With the North Bay Regional Health Centre residential addictions program threatened with closure on Tuesday, January 7, hospital staff are taking the unprecedented step of holding a solidarity day to keep the beds from closing.
In support of patients in treatment and the nurses and therapists who provide the services, throughout Tuesday, NBRHC front-line staff will wear visible black and yellow stickers saying ‘Save North Bay addiction services’. It is the first of a series of large-scale actions planned to raise awareness about the value of in-hospital residential addictions treatment and build support to stop the closure of the program.

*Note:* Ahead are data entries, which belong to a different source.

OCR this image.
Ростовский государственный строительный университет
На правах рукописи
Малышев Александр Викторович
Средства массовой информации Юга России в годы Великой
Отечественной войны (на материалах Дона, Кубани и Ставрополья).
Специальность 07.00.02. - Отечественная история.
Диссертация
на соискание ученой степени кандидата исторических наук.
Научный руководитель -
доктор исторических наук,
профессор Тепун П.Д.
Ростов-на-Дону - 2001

Since mid-December when CUPE made the community aware of the planned closure of the only hospital-based residential addictions treatment beds in North Bay, hundreds of people have spoken out against the closure on social media and local media comments pages. Recently a former patient gave a first-person account about the importance of the North Bay hospital addictions treatment program, to his own recovery.
“We know that there have been some vocal appeals for Nipissing MPP Vic Fedeli to intervene to keep the 29 hospital addictions treatment beds in place. People do not want the program to close,” says Michael Hurley President of CUPE’s Ontario Council of Hospital Unions
Recently Mr. Fedeli made public statements about his priorities in 2020 to rebuild a local nursing home and to instate passenger train service in the North. “Surely the hospital’s residential addictions treatment program that helps save lives, should be among Mr. Fedeli’s list of priority issues,” says Hurley.
Since May 2019, 138 drug-related overdoses and 6 fatalities have been reported in North Bay.